Many Sculptures in the Park
I explained about the Seoul Olympic Park and the World Peace Gate in the previous post. Here I’ll focus on a few of the other sculptures dotted around.
As I said before, over 200 sculptures are scattered on the sprawling lawns in the south part of the park, close to the SOMA Museum and Baekje Museum. They were designed and made by sculptors from around the world, and are a great way of showcasing many different ideas. It’s fun to just stroll, looking at the sculptures, admiring some and being perplexed about others. Many people also like to have a picnic near the sculptures. This also became a popular location for movie and commercial TV filming.
Here are a few of the sculptures that we picked out—all 200 are interesting in some way but these seemed more memorable to us. For some, we have pictures but no description, as we couldn’t find the information plaque.
Dialogue, 1987 by Mohand Amara, Algeria. The sculpture shows the value of dialogue between people overcoming barriers such as geography, language, culture and politics.
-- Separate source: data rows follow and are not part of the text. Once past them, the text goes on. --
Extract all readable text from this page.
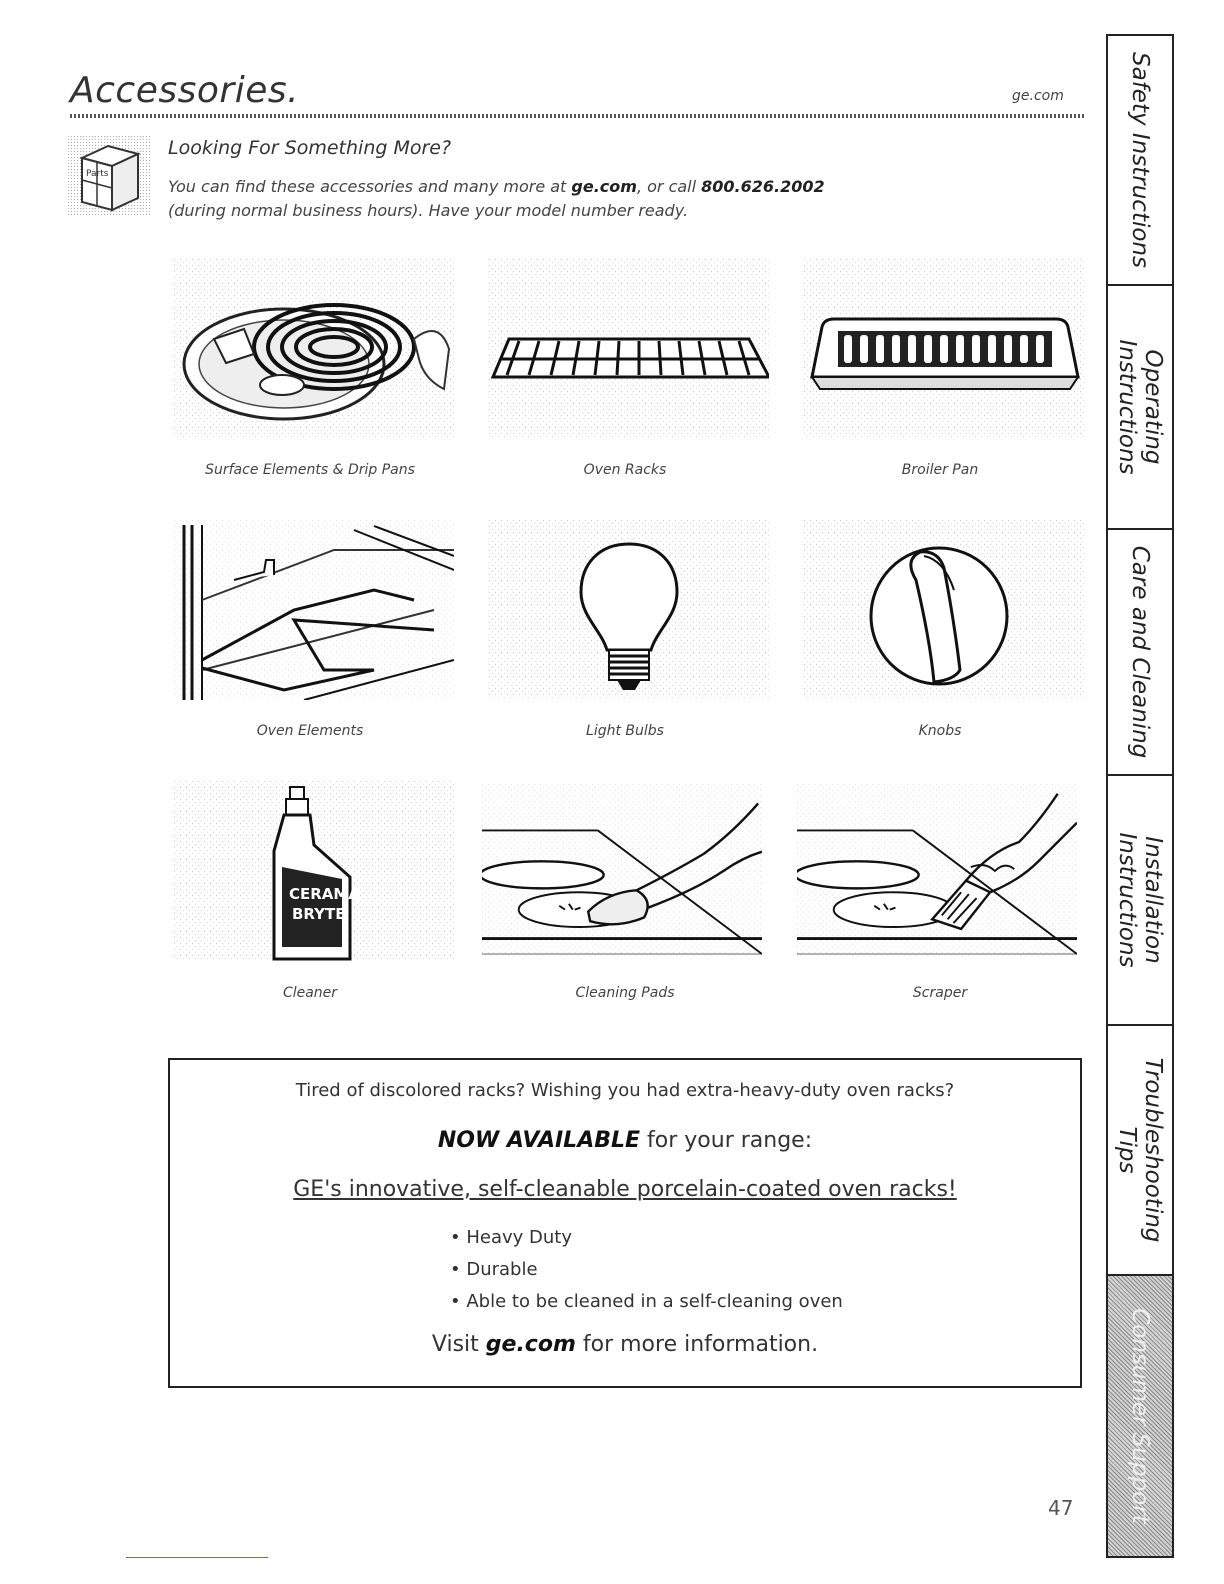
Accessories.	ge.com
Parts
Looking For Something More?
You can find these accessories and many more at ge.com, or call 800.626.2002
(during normal business hours). Have your model number ready.
Surface Elements & Drip Pans	Oven Racks	Broiler Pan
Oven Elements	Light Bulbs	Knobs
CERAMA
BRYTE
Cleaner	Cleaning Pads	Scraper
Tired of discolored racks? Wishing you had extra-heavy-duty oven racks?
NOW AVAILABLE for your range:
GE's innovative, self-cleanable porcelain-coated oven racks!
• Heavy Duty
• Durable
• Able to be cleaned in a self-cleaning oven
Visit ge.com for more information.
Safety Instructions
Operating
Instructions
Care and Cleaning
Installation
Instructions
Troubleshooting
Tips
Consumer Support
47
The Algerian artist believes that “art can be a great way of communication, such as how he can connect with Koreans through his work. The two people in the sculpture listen to each other. The sculpture shows the artist’s belief that people are able to not only realize the existence of each other, but also to achieve self-realization and transcend themselves.”
Family, 1987, by Augustin Cardenas, Cuba. The sculpture shows a family tied with love by simplifying a couple and their child into a singe organic entity. “It interacts with the surrounding landscape by keeping the balance between the bottom part, where somewhat geometric supports are and the top part where the human figures are compressed within several volumes.”
Garden Game, 1988, by Kenneth Armitage, United Kingdom. The artist made the sculpture considering the Olympic park as a single garden. The sculpture resembles a white wall, so that it could complement the sunlight in the park. The vertical configuration of the three people occupying a space in the simple square frame, and the movement of arms and legs, give it an overall rhythm and unification.